Graduate's Anonymous: My Name is Mark...

...and I'm an English student. Hi Mark.

I don't know how it happened really. One minute I was a creatively inspired child prodigy burnout, next I'm writing essays on all the mentions of the word 'air' in Jane Eyre. What happened? How did I end up doing such a pointless degree?

Was in the pub the other night (my source of all cultural knowledge.) Someone asked me after I told them what I did, "Oh, so you want to be a teacher then?"

No. Not even if the choice is between that and being a fingernail pulling tester for some South American junta. Really, no, not if my life depended on it.

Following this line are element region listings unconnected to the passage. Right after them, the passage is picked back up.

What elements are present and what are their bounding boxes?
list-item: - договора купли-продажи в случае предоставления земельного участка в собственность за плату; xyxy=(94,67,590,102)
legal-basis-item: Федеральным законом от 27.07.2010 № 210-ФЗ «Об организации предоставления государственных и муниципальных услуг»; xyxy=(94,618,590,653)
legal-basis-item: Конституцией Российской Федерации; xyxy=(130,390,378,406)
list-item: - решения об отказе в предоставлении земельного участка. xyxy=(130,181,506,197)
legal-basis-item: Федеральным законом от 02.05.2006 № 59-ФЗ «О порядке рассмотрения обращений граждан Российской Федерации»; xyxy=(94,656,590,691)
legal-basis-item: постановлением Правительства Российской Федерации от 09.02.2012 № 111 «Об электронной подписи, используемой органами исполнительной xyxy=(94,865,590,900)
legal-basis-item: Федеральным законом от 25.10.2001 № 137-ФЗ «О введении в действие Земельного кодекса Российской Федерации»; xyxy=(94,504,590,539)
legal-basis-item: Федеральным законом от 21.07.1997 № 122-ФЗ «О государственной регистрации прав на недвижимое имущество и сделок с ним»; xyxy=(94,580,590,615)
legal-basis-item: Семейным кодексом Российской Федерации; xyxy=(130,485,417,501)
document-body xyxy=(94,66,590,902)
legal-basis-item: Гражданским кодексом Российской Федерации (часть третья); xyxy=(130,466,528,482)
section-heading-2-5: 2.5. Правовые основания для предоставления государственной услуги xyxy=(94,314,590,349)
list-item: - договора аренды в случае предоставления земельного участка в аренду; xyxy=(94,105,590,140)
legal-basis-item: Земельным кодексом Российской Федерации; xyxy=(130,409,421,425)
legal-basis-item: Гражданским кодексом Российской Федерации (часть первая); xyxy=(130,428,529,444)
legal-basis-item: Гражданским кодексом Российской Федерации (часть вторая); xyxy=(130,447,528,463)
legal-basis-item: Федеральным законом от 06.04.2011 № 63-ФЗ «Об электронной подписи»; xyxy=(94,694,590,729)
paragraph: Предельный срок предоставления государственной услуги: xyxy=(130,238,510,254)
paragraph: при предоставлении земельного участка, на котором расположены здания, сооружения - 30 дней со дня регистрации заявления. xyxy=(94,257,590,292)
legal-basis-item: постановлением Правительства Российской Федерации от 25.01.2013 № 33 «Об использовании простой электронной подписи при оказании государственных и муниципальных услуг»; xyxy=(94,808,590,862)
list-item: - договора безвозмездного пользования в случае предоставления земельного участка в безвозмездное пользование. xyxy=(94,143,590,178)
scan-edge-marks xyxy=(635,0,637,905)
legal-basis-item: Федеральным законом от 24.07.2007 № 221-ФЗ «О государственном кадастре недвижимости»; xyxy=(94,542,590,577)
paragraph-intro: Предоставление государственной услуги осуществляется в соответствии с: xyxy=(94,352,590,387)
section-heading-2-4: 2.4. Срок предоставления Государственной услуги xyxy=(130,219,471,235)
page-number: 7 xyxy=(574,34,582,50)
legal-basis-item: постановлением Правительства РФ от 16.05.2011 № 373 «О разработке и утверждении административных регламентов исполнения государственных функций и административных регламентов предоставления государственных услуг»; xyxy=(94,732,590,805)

"But teaching is a noble profession."

No, teaching should be; there's a difference. It pays terribly and the children...ah, yeah them... I recall being at school and the horror I inflicted upon many teachers and I was far from the worst. My class managed to force the retirement of one old dear and cause another to hit the sick with 'stress related illness.' No, I do not want to meet the equivalent of me as a teacher. 

So it was very pleasing for me to find this gem the other day. Sir Ken Robinson has advised anybody who is anyone on creativity and education. And he has some surprising views, that I strongly agree with, on the way we are educated, the way we educate and the value we place on certain professions and abilities. He's also one of the funniest speakers I've ever heard on the always entertaining TED talks series that includes Minsky, Dawkins and Francis:

Alternatively, I could just go be a teacher.

Maybe not.

God no.

Well, fair point.

Sorry to all teachers reading this, but Woody Allen once said "Those who can't do, teach. And those who can't teach, teach gym." So at least you have someone to look down on.



brookstar said…
I was an English Major and now I'm a bureaucrat at a university. Huzzah!